In essence, both crises were defined by excessive financial risk-taking including over-borrowing, over-lending, and over-investment.  While the 1920’s saw excessive risk taking on behalf of the investors in the stock market, which finally led to the Great Crash in 1929, the Global Financial Crisis 88 years later was caused by a more complex environment marked by financial innovation and the relationship between the loan originator and the loan holder. Until the early 1980’s, finance was sticking to an ‘originate and hold’ model.
 Due to a small and lumpy market, America’s government-sponsored mortgage giants started the process of securitisation, in which mortgages, credit card receivables and other financial assets were transformed into more marketable securities. In order to maximize profits, banks decided to switch to a ‘originate and distribute’ model, which spawned a range of structured products that promised huge gains at a cost that was only becoming clear when the loans grew to unsustainable levels and borrowers started to default in the lead up to the GFC.
 As a result the causes of the GFC need to be analysed in the light of this ‘new model’, its hidden features during the credit bubble, as well as its advantages and deficiencies. Generally, financial innovation can be good as it reduces the cost of borrowing for all consumers, giving everyone more investment choices, and thus facilitating economic growth. Its three most important deficiencies, however, were its complexity and confusion, a fragmentation of responsibility and the gaming of the regulatory financial system.

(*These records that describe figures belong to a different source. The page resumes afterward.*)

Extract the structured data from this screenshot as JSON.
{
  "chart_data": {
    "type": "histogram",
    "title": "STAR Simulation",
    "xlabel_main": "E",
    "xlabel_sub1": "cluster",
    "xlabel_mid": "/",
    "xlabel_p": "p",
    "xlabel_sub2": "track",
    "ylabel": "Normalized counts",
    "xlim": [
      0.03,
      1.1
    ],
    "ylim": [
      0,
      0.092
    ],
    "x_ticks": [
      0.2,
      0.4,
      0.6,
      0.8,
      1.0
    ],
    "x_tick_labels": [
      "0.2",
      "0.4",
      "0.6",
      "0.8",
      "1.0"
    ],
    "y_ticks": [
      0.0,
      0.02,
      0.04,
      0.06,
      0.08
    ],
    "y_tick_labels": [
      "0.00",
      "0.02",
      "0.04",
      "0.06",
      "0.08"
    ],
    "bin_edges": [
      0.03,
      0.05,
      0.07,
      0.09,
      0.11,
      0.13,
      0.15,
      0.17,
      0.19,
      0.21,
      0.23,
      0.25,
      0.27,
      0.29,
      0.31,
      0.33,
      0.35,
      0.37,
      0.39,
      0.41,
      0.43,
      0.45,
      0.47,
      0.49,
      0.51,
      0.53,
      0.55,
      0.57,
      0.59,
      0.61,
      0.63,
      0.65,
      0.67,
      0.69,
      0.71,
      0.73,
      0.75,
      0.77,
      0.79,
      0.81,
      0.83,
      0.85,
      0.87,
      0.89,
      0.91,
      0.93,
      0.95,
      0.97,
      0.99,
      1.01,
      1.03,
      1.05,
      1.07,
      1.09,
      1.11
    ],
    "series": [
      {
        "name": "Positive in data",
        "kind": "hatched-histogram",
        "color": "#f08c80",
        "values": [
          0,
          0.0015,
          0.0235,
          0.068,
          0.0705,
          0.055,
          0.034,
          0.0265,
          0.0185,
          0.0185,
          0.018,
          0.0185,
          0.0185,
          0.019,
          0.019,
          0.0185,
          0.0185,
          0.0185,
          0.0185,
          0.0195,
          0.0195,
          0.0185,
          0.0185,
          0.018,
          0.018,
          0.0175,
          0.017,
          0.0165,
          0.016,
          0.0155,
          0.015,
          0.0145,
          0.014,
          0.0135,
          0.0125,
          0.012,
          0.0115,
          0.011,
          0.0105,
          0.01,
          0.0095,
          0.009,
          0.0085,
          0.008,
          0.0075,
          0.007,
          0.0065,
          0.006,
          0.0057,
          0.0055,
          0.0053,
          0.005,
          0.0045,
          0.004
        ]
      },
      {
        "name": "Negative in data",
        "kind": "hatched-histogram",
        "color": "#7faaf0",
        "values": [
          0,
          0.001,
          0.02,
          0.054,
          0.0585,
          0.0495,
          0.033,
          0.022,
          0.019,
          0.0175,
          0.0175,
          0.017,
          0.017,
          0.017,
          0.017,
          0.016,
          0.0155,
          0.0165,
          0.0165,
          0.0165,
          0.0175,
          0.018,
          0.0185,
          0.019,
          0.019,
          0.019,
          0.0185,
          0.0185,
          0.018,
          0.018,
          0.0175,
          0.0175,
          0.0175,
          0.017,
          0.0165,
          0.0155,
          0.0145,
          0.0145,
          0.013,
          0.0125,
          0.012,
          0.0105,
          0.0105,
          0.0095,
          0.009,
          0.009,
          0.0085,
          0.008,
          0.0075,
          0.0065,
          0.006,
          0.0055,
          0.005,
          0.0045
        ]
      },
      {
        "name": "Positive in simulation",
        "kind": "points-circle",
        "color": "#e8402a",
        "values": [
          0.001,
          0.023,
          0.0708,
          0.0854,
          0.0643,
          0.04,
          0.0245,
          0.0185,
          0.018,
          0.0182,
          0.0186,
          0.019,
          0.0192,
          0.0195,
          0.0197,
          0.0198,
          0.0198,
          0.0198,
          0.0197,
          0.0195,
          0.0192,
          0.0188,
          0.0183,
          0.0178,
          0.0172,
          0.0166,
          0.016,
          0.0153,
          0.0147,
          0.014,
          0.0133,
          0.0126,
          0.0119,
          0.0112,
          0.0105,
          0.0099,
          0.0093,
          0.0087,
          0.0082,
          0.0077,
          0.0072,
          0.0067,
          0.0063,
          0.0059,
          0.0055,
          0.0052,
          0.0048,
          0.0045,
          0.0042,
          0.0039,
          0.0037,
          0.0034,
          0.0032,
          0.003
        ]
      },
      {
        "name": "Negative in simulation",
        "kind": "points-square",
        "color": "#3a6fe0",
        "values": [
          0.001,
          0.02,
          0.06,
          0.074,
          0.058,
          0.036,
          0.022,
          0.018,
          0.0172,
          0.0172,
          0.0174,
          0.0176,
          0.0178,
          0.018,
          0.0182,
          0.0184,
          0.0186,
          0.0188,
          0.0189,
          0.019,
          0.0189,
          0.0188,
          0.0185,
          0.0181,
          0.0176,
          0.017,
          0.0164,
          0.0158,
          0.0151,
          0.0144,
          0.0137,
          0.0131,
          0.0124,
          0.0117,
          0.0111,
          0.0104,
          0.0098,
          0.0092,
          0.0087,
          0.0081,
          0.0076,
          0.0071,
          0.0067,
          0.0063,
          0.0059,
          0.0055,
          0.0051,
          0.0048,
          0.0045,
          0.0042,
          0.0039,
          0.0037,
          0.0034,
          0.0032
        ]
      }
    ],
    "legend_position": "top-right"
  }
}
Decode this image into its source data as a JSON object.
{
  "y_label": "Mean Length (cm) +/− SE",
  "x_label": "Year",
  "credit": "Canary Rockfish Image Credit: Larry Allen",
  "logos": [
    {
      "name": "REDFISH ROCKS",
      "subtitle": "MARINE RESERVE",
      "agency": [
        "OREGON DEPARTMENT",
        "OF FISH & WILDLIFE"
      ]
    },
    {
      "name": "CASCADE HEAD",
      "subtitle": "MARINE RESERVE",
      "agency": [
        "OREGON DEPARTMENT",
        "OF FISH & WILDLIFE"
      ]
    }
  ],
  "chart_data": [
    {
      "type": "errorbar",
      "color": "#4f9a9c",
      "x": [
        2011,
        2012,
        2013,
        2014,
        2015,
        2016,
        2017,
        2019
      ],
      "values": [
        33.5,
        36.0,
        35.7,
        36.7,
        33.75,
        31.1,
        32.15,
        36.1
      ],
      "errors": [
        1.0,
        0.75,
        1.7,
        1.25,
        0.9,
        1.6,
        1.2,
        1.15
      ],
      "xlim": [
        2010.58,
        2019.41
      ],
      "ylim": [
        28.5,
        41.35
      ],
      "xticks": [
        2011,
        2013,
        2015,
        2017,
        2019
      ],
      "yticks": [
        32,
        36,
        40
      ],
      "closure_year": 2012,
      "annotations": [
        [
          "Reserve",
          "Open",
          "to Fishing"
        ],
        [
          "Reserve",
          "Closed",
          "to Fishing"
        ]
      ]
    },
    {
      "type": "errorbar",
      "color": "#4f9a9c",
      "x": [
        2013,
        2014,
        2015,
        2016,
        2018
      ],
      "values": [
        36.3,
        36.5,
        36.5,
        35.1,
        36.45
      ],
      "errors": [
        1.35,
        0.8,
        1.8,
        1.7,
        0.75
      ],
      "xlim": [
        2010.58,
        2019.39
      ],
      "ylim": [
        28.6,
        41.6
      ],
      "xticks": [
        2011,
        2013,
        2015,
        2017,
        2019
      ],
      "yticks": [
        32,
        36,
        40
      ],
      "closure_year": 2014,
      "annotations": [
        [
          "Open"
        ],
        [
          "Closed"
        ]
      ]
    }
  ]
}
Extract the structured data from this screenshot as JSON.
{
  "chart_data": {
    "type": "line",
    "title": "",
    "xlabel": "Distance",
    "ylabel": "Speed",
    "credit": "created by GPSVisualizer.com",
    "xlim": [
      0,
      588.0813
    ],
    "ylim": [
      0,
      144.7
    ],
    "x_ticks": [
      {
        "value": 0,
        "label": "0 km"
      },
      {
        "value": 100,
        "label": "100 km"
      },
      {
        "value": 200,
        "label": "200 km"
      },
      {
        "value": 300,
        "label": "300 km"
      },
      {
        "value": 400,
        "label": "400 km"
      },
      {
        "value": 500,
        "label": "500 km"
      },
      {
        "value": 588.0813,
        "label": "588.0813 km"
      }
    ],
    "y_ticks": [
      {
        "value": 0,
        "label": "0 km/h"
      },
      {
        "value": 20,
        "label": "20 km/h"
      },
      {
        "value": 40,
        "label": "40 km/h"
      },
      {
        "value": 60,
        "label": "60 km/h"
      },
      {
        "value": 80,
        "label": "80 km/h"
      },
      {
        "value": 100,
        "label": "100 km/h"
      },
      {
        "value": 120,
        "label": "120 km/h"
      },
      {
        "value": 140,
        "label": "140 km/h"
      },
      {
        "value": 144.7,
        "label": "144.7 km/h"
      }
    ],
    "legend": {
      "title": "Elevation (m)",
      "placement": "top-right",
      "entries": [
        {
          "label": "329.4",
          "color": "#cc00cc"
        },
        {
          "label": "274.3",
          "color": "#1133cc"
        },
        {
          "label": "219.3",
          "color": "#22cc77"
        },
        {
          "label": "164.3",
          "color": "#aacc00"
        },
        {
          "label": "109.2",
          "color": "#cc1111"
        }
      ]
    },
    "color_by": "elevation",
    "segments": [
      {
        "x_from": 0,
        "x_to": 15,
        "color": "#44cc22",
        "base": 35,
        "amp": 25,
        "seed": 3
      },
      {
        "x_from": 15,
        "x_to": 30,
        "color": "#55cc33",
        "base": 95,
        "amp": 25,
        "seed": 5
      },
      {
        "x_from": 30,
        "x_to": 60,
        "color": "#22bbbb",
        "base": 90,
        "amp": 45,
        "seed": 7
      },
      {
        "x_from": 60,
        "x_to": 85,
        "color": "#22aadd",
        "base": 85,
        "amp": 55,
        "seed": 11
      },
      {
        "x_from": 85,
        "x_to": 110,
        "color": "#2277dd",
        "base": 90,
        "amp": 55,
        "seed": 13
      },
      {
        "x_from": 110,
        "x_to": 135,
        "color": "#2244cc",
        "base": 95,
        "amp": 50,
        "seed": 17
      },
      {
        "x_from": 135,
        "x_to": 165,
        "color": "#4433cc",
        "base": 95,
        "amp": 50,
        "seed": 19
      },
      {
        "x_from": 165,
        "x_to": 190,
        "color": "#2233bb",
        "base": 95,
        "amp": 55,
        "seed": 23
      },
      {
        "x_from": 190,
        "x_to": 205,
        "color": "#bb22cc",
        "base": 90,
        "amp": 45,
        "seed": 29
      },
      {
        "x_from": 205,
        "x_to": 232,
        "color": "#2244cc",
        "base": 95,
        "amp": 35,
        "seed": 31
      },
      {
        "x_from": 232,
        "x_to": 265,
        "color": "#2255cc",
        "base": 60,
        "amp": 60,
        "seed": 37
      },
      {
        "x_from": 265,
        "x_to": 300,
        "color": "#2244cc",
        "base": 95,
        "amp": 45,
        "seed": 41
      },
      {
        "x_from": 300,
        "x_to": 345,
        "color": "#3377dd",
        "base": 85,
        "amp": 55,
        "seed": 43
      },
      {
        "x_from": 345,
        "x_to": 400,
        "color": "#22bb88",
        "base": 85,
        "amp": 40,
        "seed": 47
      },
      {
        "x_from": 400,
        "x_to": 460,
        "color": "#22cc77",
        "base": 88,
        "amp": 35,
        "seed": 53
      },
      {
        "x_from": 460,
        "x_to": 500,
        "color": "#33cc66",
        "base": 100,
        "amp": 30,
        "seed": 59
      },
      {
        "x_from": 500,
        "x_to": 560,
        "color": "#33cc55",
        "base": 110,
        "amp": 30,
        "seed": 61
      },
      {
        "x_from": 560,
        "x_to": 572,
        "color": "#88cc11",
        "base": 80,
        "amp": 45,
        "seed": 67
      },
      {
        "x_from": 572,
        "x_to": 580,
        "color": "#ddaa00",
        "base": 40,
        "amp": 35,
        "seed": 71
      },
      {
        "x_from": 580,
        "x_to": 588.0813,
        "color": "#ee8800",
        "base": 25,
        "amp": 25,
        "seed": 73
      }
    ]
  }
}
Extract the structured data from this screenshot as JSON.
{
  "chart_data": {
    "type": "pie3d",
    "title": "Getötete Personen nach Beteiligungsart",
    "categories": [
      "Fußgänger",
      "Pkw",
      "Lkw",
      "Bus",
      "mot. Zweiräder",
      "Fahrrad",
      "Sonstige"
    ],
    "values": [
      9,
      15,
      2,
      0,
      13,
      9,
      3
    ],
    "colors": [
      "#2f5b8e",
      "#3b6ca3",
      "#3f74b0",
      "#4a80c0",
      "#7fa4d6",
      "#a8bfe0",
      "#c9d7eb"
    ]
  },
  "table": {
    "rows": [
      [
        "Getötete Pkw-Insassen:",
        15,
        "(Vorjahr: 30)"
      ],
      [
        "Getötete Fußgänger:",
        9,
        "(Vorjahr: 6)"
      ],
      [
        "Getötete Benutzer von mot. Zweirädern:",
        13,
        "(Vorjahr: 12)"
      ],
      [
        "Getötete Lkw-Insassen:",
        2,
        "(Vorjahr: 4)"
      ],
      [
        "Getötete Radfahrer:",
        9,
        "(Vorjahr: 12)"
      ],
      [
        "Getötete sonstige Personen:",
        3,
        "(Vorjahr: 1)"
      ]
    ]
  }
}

 Both the GFC and the Great Depression led to widespread losses to market participants and lenders, a great loss of confidence into financial markets and among market participants, bank failures, frozen credit markets, and a sharp overall decline in consumption and investment. The financial response to the Great Depression differed dramatically to that of the GFC. Franklin D. Roosevelt remarked famously at his inauguration during a bank panic in 1933: “The only thing we have to fear is fear itself. ”
The newly elected Roosevelt administration responded to the crisis with the New Deal Legislation that was defined by the idea of revamping of the financial system in order to regain investors’ confidence.  By passing the Emergency Banking Act, Roosevelt increased Americans confidence in the banks, and the subsequent Glass-Steagall Act banned improper banking activity by restricting overzealous commercial banks from participating in non-bank activities. As part of the extension of the regulatory framework, they also created the Federal Deposit Insurance Corporation. This removed the problem of bank runs.